Un engouement croissant, une offre encore immature et segmentée
L’homme d’affaires, surtout s’il est informaticien [2] , y voit une lucrative voie d’accès aux partenariats public-privé : le marché mondial des technologies utilisée pour les projets de V.I. est estimé à 116Mds $ [3] entre 2010 et 2016. Pour l’homme politique friand de storytelling, la V.I. permet de briller aux classements internationaux : les «Amsterdam Smart Stories» [4] de la désormais Amsmarterdam font des envieux. L’urbaniste confronté à la complexité croissante des « villes-mondes » [5] voit dans l’« écosystème numérique » [6] des V.I. une solution globale fascinante. La génération Y à la cyber-citoyenneté affirmée, habituée du crowdsourcing et de l’open data y lit une attention des administrations à son égard.
De fait, les technologies proposées pour les V.I. apportent des solutions inespérées à des problèmes croissants, complexes et cruciaux pour les populations urbaines : ici, une smart grid pour les réseaux d’eau et d’électricité [7] ; là, une puce communicante (NFC) pour le trafic routier ; ici encore, une cartographie des émissions carbone [8] . Toutefois, l’offre naissante, issue d’investisseurs privés, et répondant à des problèmes isolés, n’a pas encore la légitimité que seuls donnent la cohérence d’ensemble, la rentabilité éprouvée et l’adoption par le plus grand nombre. Ce qui ne sera pas chose aisée…
Positivisme, déni de démocratie et empreinte environnementale : 3 risques de faire de la V.I. l’ultime utopie
Le Corbusier estimait que « là où naît l’ordre, naît le bien-être » et rêvait de faire de la maison une « machine à habiter ». Sans doute les promoteurs de la V.I. cherchent-ils à adapter sa vision à l’échelle de la ville. Déjà, en 1964, les architectes du mouvement Archigram [9] imaginaient une ville pilotée par l’informatique et modulable à merci. Aujourd’hui l’italien Carlo Ratti, directeur du SENSEable City Lab du MIT, se réjouit que la ville « commence à fonctionner comme une Formule 1 » grâce aux capteurs qui la rendent plus sensible, réactive.
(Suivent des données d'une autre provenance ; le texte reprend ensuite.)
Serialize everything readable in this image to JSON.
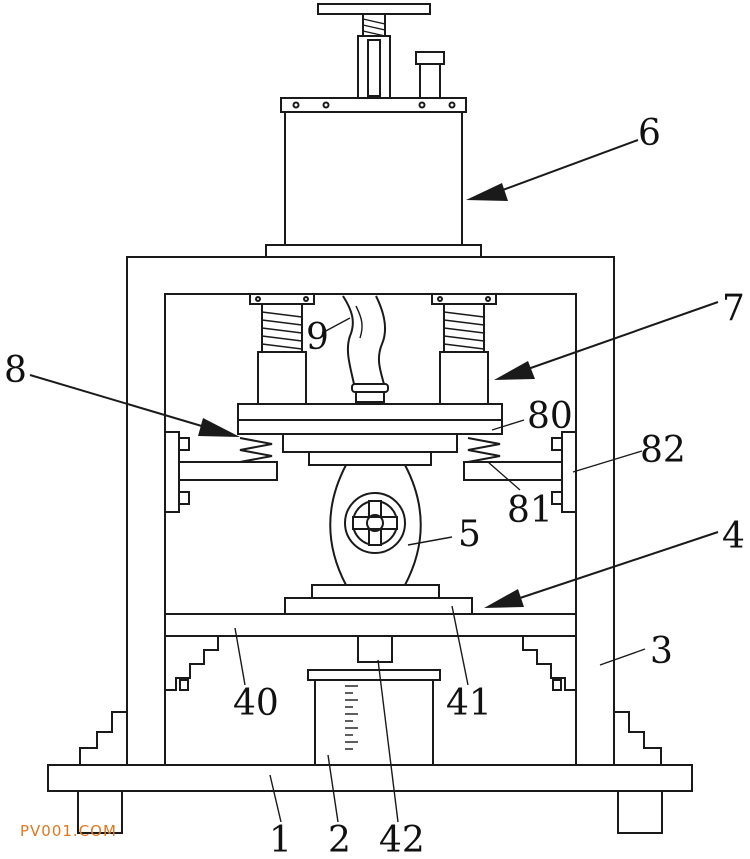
{
  "labels": {
    "l1": "1",
    "l2": "2",
    "l3": "3",
    "l4": "4",
    "l5": "5",
    "l6": "6",
    "l7": "7",
    "l8": "8",
    "l9": "9",
    "l40": "40",
    "l41": "41",
    "l42": "42",
    "l80": "80",
    "l81": "81",
    "l82": "82"
  },
  "watermark": {
    "text": "PV001.COM",
    "color": "#e07820"
  },
  "colors": {
    "line": "#1a1a1a",
    "background": "#ffffff"
  }
}
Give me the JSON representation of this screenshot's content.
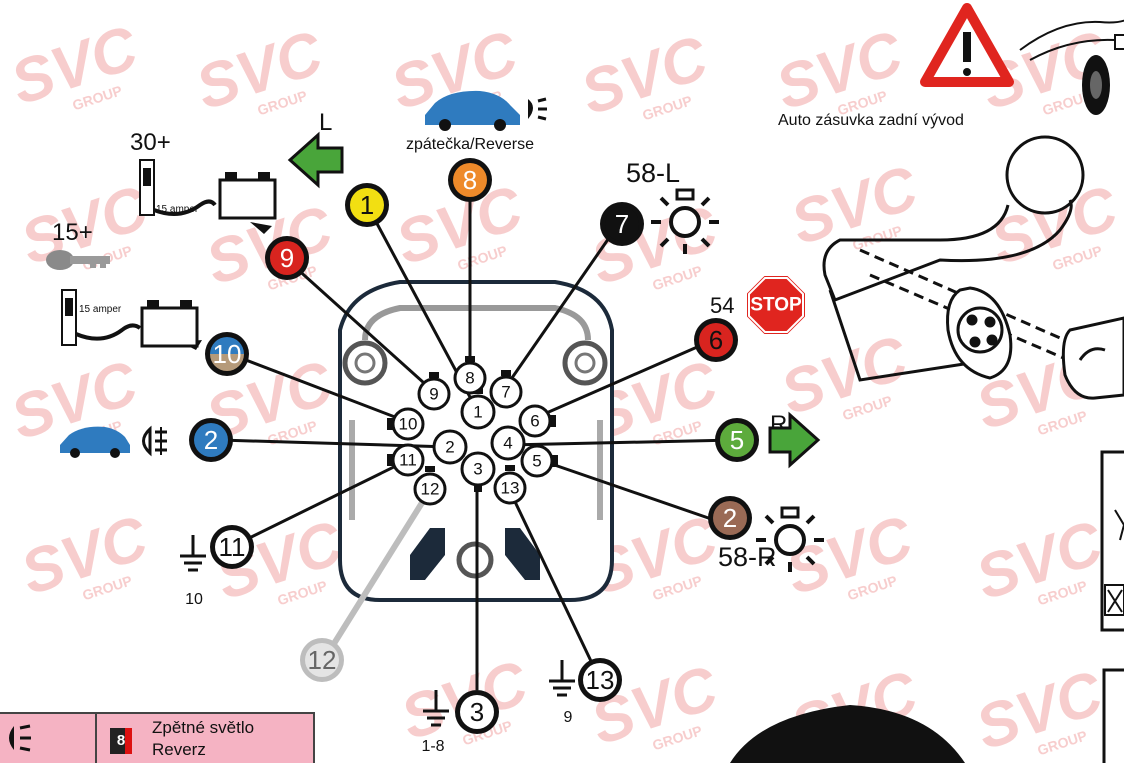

Au contraire, Serge Watcher, professeur d’urbanisme, voit dans la V.I. la manifestation récente du « positivisme qui accorde à la science et à la technologie le rôle d’un deus ex machina » [10] . Pourront-elles régler a posteriori les problèmes si complexes liés à l’urbanisation mondiale actuelle [11] ? Et si les systèmes informatiques, que Saskia Sassen souhaite hackable par les citoyens [12] , se laissaient dépasser ? Parviendront-ils à générer à grande échelle les indispensables financements et adhésions des multiples acteurs ?
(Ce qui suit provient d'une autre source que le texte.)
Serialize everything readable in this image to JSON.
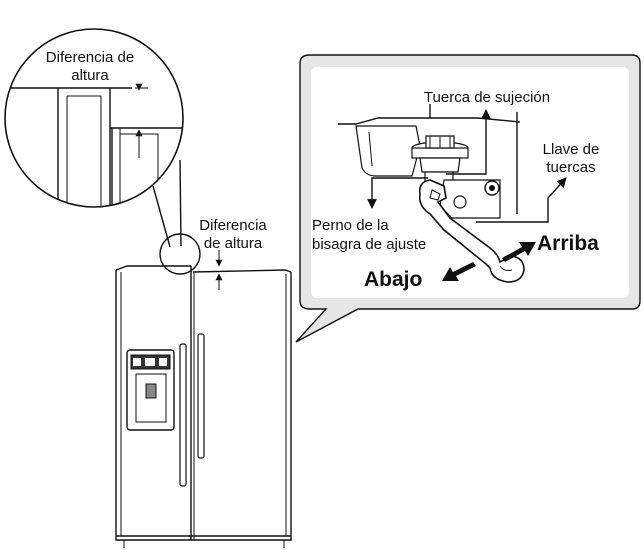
{
  "zoom_circle": {
    "label_line1": "Diferencia de",
    "label_line2": "altura"
  },
  "fridge": {
    "gap_label_line1": "Diferencia",
    "gap_label_line2": "de altura"
  },
  "detail_panel": {
    "background": "#e6e6e6",
    "nut_label": "Tuerca de sujeción",
    "wrench_label_line1": "Llave de",
    "wrench_label_line2": "tuercas",
    "bolt_label_line1": "Perno de la",
    "bolt_label_line2": "bisagra de ajuste",
    "up_label": "Arriba",
    "down_label": "Abajo"
  }
}
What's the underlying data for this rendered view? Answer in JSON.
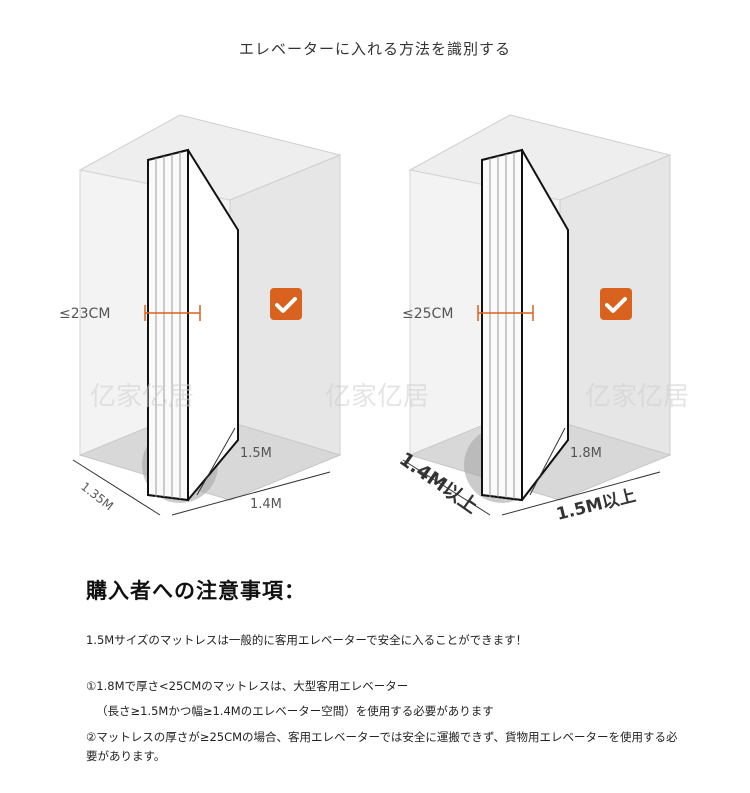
{
  "title": "エレベーターに入れる方法を識別する",
  "watermark": "亿家亿居",
  "diagrams": [
    {
      "thickness_label": "≤23CM",
      "width_label": "1.5M",
      "depth_label": "1.4M",
      "side_label": "1.35M",
      "check_color": "#d9621f"
    },
    {
      "thickness_label": "≤25CM",
      "width_label": "1.8M",
      "depth_label": "1.5M以上",
      "side_label": "1.4M以上",
      "check_color": "#d9621f"
    }
  ],
  "notes": {
    "heading": "購入者への注意事項：",
    "intro": "1.5Mサイズのマットレスは一般的に客用エレベーターで安全に入ることができます！",
    "item1": "①1.8Mで厚さ<25CMのマットレスは、大型客用エレベーター",
    "item1_sub": "（長さ≥1.5Mかつ幅≥1.4Mのエレベーター空間）を使用する必要があります",
    "item2": "②マットレスの厚さが≥25CMの場合、客用エレベーターでは安全に運搬できず、貨物用エレベーターを使用する必要があります。"
  }
}
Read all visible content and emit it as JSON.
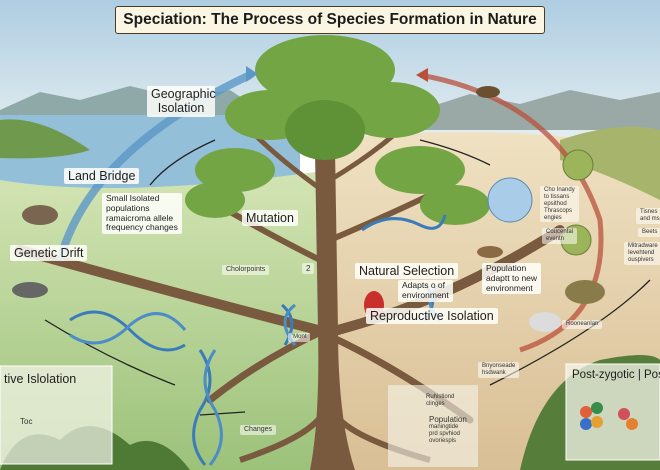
{
  "title": "Speciation: The Process of Species Formation in Nature",
  "labels": {
    "geographic_isolation": "Geographic Isolation",
    "land_bridge": "Land Bridge",
    "small_isolated": [
      "Small Isolated",
      "populations",
      "ramaicroma allele",
      "frequency changes"
    ],
    "mutation": "Mutation",
    "genetic_drift": "Genetic Drift",
    "cholorpoints": "Cholorpoints",
    "mont": "'Mont",
    "changes": "Changes",
    "natural_selection": "Natural Selection",
    "natural_selection_sub": [
      "Adapts o of",
      "environment"
    ],
    "population_adapts": [
      "Population",
      "adaptt to new",
      "environment"
    ],
    "reproductive_isolation": "Reproductive Isolation",
    "behavioral_isolation": "tive Islolation",
    "toc": "Toc",
    "post_zygotic": "Post-zygotic | Post-",
    "right_note_1": [
      "Cho Inandy",
      "to tissans",
      "epsithod",
      "Thrascops",
      "engies"
    ],
    "right_note_2": [
      "Coucenfal",
      "eventn"
    ],
    "right_note_3": [
      "Tisnes",
      "and ms"
    ],
    "right_note_4": "Beets",
    "right_note_5": [
      "Mitradware",
      "Ievehtend",
      "ouspivers"
    ],
    "rooneanlan": "Rooneanlan",
    "bnyonseade": [
      "Bnyonseade",
      "hsdwank"
    ],
    "ruhistiond": [
      "Ruhistiond",
      "clinges"
    ],
    "population_bottom": [
      "Population",
      "maningtide",
      "prd spvhiod",
      "ovoriespls"
    ],
    "two": "2"
  },
  "colors": {
    "sky": "#cfe3ee",
    "water": "#8fbcd6",
    "left_ground": "#bcd79a",
    "right_ground": "#e6d3b0",
    "trunk": "#7a5a3e",
    "foliage": "#6a9a3a",
    "arrow_blue": "#5b97c7",
    "arrow_red": "#b8503c"
  }
}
Daniel Kaplan, de la Fondation Internet Nouvelle Génération [13] , s’inquiète lui que les autorités publiques délèguent la construction et la gestion des villes à des partenaires privés, comme Mitsubishi pour la ville de Masdar [14] , aux Emirats. Antoine Picon, historien de l’architecture, craint qu’une « élite technocratique planificatrice» [15] ne concentre le pouvoir au détriment des citoyens sans expertise. Par ailleurs, la science fiction est riche de réflexions sur les menaces que font peser la collecte de données par les autorités publiques sur les libertés individuelles : « Bienvenue à Gattaca » [16] , « Matrix » ou encore « Fahrenheit 451 ». Enfin, le coût d’entrée des V.I. est tel qu’il est probable que les villes et les citoyens les plus pauvres – dans les bidonvilles en particulier – n’y aient pas accès alors même que ce sont eux les plus exposés aux risques liés à l’urbanisation : insécurité, insalubrité, zones inondables, fuites et coupures des réseaux d’eau et d’électricité. Les mesures et mesurettes menées au nom de la V.I. – une application locale pour smart phone alertant des risques sismiques par exemple – tiendrait alors du gadget pour condominiums privés à l’intelligence proclamée de mauvais goût.
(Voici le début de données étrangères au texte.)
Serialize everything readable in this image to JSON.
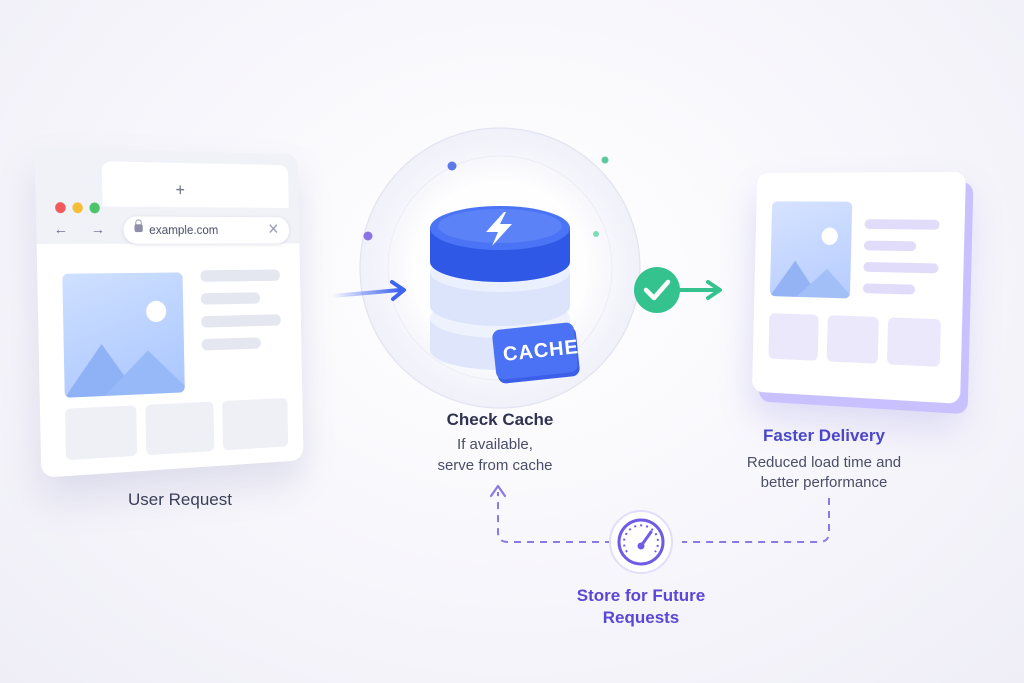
{
  "browser": {
    "url": "example.com",
    "new_tab": "+",
    "close": "✕",
    "nav": "← → ↻"
  },
  "labels": {
    "user_request": "User Request",
    "check_cache_title": "Check Cache",
    "check_cache_line1": "If available,",
    "check_cache_line2": "serve from cache",
    "faster_title": "Faster Delivery",
    "faster_line1": "Reduced load time and",
    "faster_line2": "better performance",
    "store_line1": "Store for Future",
    "store_line2": "Requests"
  },
  "cache": {
    "badge": "CACHE"
  },
  "icons": {
    "cache_top": "lightning-bolt-icon",
    "check": "checkmark-icon",
    "store": "speedometer-icon"
  },
  "colors": {
    "blue_arrow": "#3d63f2",
    "green": "#34c38f",
    "purple": "#6f5ce6",
    "cache_blue": "#3a66f0"
  }
}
Troisième risque, si les green techs ambitionnent de réduire l’empreinte environnementale des villes, leurs promoteurs n’incitent pas assez à une remise en cause du mode de vie urbain occidental consommateur de ressources naturelles non renouvelables, à commencer par l’indispensable espace agricole périurbain. La Toyota City [17] encourage deux voitures (à énergie solaire) par foyer. PlanIT Valley, au Portugal, est une ville créée ex nihilo. Masdar, présentée comme « ville de l’après-carbone », est financée par les « pétrodollars ». Les green techs sont également critiquées pour leur dépendance aux minerais non- renouvelables [18] ; l’« effet rebond » qu’elles provoquent sur la consommation électrique [19] ou la gestion délicate des déchets d’équipements électriques et électroniques (D3E) [20] . Surtout, la transition ne sera possible que si les citoyens des V.I. adoptent un mode de vie plus « simple » [21] tel qu’il s’initie depuis peu dans les « villes lentes » et « villes en transition » [22] .
Face au chaos urbain généralisé qui se profile – avec l’explosion de l’habitat informel dans des zones à risques et l’apparition de problèmes environnementaux de grande ampleur (dont le pic de pollution de janvier 2013 à Tokyo n’est qu’un signe précurseur) – les offres technologiques pour « villes intelligentes » suscitent de grands espoirs. Malheureusement, il se pourrait que des difficultés propres au modèle (acceptabilité sociale limitée, manque de rentabilité économique) et, plus encore, l’ampleur de la crise sociale et environnementale qui se profile (que même la technologie la plus avancée ne permettrait pas de gérer) ne fasse du modèle une ultime utopie, intelligente mais impuissante…
Fanny Dabard - [email protected]
1er prix 2013 au concours « Génération mobilité »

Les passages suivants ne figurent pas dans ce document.